Ele tem razão. O ponto de virada do City sob a liderança de Sheikh Mansour aconteceu quando Agüero confirmou um título que pôs fim a um jejum de 44 anos, mas o momento de afirmação e domínio da equipe já foi com Pep Guardiola na casamata, após os reinados de Roberto Mancini e Manuel Pellegrini.


Quando o catalão chegou, o clube passou a ser reconhecido não apenas por vencer (passando a vencer ainda mais), mas por esmagar seus rivais, com estilo. Foi com ele que os Citizens conquistaram a Liga dos Campeões e se superiorizaram, no mais das vezes, a um poderosíssimo time do Liverpool, chefiado por Jürgen Klopp — um adversário mais poderoso do que o Blur foi para o Oasis, ainda nos anos 1990.

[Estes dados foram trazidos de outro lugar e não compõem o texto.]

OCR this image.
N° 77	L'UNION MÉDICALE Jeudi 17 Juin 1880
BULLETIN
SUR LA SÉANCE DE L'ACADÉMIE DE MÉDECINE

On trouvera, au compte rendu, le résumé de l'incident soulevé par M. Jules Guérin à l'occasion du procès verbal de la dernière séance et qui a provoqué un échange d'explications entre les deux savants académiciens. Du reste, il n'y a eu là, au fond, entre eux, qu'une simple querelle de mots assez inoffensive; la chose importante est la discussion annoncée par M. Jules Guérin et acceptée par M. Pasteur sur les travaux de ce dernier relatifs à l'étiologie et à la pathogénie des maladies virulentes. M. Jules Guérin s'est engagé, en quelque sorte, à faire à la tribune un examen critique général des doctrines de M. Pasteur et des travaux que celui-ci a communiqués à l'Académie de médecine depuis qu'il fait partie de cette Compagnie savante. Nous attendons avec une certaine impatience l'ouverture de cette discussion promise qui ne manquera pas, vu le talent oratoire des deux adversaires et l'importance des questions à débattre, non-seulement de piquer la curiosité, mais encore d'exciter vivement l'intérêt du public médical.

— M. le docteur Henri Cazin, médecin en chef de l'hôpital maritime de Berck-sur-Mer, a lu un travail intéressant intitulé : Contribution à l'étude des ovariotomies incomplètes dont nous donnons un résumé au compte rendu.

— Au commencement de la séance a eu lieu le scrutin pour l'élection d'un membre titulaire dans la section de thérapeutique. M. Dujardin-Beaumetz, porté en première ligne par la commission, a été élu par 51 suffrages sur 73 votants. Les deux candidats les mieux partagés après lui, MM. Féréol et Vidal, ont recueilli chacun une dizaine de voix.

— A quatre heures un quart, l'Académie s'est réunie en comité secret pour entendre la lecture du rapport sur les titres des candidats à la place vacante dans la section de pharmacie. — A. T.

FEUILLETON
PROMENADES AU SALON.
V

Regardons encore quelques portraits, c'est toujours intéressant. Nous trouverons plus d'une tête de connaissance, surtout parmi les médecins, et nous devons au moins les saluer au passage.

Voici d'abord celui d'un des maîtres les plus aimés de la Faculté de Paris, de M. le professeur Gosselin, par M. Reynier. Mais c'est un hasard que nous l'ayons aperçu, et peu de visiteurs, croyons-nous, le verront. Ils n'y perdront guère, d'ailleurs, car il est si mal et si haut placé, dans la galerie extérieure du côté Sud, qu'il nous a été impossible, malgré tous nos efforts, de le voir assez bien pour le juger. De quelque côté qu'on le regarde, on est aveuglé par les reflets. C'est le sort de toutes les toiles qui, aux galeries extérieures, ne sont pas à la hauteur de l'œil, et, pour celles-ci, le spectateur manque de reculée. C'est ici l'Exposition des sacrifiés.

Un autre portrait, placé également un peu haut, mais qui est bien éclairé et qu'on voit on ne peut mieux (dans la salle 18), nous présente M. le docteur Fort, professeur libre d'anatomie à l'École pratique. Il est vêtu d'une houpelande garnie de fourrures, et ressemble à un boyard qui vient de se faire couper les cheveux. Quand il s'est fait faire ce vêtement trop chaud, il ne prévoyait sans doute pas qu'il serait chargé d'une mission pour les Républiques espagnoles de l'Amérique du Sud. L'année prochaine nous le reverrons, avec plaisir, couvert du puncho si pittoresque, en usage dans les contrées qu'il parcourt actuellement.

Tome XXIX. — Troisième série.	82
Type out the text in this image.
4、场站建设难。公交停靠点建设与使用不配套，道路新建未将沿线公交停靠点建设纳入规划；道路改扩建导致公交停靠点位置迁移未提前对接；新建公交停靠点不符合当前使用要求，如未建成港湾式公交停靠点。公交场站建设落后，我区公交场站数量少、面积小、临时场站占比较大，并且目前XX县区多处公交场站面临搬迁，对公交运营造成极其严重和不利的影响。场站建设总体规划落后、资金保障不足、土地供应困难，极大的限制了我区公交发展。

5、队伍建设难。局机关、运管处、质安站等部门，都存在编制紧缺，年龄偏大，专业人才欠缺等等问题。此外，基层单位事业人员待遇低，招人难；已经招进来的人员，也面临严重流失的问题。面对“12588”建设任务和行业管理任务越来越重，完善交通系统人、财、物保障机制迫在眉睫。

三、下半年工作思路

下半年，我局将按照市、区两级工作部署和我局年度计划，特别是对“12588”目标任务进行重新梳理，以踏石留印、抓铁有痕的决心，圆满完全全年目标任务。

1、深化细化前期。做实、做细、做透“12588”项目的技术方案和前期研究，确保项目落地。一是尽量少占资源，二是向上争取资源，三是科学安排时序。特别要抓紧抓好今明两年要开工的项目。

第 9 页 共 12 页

Inclusive, na época da final europeia, Liam havia dito que se seu time vencesse ligaria para o irmão para retomar a banda. Demorou um pouco, aparentemente.

Com rumores sobre a possível saída de Guardiola após a temporada 2024-25 — embora Noel, amigo pessoal do treinador, não acredite nisso — o Oasis decide ressurgir. Depois de 15 anos atribulados; na hora em que se materializa a ameaça de perder o treinador que mais alegrias ofereceu aos brigões. Talvez os irmãos Gallagher precisem passar por isso juntos ou, simplesmente, distrair-se com outra coisa. Segundo eles, “as estrelas se alinharam”. 

Seja como for, Manchester nunca sai de cena, sua noite de estrela do rock não tem fim.